Nicht lange und Oma öffnet glücklich sprießend die Tür. "Hallo, Liebes." sagt sie beim umarmen, bevor sie mich hinein lässt. Dabei treten meine ledernen Mokassins auf den Marmorboden, dessen Erics Fließen sehr stark ähneln. Verdammt, keinen Gedanken an die Jungs verschwenden! Schnell wieder zu Oma lächelnd, folge ich ihr durch den großen Eingangsbereich vorbei an der Treppe durch den riesigen Durchgang weiter vor uns, der in den Wohnbereich führt. Als Kind war dieses Haus für mich wie ein großes Labyrinth. Alleine der Raum mit dem großen antiken Holztisch und dem Kamin umrandet von vielen Sitzmöglichkeiten und Vasen, ist fast dreimal so groß, wie das Untergeschoss meines Zuhauses. Inzwischen ist es jedoch so vertraut und teils angenehm, dass ich mich gut darin zurecht finde.
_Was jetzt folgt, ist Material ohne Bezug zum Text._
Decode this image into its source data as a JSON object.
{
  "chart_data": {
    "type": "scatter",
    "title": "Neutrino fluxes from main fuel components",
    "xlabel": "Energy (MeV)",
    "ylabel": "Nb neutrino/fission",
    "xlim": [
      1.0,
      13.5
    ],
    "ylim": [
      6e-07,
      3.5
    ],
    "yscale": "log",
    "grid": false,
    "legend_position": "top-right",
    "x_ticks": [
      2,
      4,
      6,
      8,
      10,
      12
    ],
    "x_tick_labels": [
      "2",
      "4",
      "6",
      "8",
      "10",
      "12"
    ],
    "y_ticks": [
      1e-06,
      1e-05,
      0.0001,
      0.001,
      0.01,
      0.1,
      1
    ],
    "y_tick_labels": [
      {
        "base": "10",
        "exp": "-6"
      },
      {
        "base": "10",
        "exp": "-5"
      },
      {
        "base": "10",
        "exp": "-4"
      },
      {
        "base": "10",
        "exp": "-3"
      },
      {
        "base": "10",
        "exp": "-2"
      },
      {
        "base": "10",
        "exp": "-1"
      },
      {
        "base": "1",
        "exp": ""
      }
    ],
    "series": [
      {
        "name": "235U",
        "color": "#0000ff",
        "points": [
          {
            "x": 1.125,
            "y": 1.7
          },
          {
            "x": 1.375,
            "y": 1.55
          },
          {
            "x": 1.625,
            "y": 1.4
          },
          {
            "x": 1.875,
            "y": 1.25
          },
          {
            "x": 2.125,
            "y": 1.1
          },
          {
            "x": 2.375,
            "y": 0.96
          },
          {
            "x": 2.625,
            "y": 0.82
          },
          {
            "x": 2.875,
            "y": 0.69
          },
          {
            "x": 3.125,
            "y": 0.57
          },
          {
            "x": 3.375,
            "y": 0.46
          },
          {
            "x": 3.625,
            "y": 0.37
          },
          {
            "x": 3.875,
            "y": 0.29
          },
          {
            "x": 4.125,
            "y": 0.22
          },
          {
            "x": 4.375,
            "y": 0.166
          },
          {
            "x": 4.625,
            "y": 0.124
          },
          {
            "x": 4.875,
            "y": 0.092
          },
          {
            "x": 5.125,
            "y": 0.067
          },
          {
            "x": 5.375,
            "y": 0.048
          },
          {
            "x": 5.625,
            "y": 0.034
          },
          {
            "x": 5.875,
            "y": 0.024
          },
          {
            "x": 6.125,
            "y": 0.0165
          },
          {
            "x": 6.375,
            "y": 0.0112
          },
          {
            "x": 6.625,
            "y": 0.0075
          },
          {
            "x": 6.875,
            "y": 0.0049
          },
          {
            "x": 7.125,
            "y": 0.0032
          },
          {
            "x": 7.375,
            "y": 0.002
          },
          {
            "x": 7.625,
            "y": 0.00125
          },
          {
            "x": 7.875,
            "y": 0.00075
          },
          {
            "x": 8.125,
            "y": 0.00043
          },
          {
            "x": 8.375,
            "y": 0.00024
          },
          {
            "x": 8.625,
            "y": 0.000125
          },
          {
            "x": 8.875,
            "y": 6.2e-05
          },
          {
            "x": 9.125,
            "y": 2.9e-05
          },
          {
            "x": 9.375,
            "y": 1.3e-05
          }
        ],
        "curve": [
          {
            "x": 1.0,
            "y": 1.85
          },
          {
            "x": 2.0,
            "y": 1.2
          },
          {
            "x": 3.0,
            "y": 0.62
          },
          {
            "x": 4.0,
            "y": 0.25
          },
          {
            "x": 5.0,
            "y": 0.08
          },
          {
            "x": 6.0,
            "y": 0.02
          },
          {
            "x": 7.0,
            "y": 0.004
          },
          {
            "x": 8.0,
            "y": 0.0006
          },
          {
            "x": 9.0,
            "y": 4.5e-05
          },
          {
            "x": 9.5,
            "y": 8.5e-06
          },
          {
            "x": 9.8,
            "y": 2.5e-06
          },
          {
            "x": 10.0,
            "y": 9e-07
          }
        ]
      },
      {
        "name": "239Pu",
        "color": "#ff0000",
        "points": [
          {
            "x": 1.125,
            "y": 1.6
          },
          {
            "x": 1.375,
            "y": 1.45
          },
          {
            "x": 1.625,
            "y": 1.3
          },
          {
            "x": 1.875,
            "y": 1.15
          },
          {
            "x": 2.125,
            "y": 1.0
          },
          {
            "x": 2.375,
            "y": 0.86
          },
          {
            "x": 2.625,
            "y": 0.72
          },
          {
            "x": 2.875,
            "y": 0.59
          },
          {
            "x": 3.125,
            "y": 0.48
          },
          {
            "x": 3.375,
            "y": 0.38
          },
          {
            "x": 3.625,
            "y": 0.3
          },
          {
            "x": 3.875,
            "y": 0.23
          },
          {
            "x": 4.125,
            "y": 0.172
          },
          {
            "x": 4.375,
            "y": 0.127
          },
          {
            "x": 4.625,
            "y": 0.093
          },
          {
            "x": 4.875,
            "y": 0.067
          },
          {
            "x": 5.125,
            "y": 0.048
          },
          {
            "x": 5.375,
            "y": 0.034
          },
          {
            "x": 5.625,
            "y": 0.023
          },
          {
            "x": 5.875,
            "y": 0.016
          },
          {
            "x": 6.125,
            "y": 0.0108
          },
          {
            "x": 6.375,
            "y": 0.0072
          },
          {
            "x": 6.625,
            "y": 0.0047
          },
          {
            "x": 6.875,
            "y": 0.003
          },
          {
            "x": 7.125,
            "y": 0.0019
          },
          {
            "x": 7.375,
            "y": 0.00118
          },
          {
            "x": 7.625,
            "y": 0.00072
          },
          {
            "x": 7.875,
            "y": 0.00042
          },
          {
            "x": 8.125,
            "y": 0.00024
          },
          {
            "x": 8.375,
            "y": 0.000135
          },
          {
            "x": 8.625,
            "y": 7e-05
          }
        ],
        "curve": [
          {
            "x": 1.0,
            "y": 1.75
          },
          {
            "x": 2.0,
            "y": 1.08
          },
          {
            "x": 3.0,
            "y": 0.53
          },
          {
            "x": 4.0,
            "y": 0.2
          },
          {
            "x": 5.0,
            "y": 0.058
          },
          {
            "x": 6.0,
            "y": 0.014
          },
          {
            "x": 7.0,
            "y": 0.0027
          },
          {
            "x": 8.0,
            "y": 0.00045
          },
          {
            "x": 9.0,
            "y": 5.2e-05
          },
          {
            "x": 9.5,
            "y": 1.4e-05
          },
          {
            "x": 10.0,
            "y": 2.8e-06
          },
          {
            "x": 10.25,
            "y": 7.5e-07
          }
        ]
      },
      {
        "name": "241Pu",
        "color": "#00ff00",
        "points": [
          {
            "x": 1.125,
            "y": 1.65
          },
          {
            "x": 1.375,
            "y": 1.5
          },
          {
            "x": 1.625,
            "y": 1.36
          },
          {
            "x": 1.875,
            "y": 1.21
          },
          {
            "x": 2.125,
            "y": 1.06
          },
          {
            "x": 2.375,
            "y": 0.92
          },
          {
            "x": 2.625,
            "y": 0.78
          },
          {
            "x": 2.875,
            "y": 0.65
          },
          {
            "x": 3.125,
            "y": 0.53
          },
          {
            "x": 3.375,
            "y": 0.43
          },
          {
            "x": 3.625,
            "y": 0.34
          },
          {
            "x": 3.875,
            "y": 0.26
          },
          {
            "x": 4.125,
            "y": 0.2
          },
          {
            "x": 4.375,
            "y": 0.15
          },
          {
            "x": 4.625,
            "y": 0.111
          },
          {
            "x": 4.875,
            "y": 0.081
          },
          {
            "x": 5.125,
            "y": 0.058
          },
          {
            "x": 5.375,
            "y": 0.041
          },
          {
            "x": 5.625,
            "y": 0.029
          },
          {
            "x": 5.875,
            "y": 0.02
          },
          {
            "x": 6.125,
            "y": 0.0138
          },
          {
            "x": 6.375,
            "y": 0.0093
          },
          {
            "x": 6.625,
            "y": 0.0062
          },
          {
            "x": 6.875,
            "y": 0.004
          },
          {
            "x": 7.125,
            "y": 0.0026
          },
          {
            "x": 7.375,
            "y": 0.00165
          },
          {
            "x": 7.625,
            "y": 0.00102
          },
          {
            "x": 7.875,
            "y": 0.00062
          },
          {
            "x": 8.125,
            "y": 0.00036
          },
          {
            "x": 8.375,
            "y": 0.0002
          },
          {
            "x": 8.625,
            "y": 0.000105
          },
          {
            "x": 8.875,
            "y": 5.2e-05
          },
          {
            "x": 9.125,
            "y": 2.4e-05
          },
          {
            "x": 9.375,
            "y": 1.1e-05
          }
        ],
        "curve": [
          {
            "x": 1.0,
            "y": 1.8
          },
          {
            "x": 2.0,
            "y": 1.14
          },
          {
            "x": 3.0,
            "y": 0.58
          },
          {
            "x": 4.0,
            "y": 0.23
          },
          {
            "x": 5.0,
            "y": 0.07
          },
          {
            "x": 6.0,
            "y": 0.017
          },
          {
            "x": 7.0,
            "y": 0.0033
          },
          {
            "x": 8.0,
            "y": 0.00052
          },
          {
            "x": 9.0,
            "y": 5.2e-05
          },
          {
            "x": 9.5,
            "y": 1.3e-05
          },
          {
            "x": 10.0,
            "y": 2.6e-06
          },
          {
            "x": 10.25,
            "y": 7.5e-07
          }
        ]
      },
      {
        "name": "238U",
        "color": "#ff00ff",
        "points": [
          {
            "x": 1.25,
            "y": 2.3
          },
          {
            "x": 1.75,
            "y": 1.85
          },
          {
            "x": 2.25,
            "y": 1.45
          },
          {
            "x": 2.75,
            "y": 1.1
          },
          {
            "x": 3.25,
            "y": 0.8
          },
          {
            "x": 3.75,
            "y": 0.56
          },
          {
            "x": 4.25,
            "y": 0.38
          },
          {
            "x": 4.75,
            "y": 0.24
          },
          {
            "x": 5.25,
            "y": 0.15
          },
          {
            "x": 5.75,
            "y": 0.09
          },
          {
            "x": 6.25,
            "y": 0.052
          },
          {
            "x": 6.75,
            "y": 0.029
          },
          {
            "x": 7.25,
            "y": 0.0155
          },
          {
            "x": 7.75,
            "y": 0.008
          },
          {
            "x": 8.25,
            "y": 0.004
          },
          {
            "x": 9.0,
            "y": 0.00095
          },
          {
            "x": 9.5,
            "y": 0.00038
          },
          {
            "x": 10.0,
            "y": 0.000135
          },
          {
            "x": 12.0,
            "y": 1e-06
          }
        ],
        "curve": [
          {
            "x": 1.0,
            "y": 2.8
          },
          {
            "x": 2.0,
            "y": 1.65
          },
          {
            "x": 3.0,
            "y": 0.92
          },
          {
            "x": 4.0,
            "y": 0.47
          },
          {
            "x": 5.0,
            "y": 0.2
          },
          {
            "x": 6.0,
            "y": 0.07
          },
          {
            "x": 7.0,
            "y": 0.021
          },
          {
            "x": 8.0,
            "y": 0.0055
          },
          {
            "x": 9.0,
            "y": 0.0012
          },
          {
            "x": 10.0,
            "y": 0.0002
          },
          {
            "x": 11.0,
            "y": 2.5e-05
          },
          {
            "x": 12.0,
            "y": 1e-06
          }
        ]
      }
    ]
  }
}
Vorbei an dem weißen Klavier gehen wir auf die fast komplett verglaste Wand zu, die den übertriebenen Garten präsentiert. "Ich habe gerade meine Alpenveilchen umgetopft und gieße sie noch schnell mit den Ließchen,bevor ich dir meine Aufmerksamkeit geben kann. Kannst du solange die Lemonade aus der Küche holen?" kommt es von ihr, während sie durch die geöffnete Glastür auf die Terasse tritt und zu dem ganzen Gartenkram und Pflanzen geht.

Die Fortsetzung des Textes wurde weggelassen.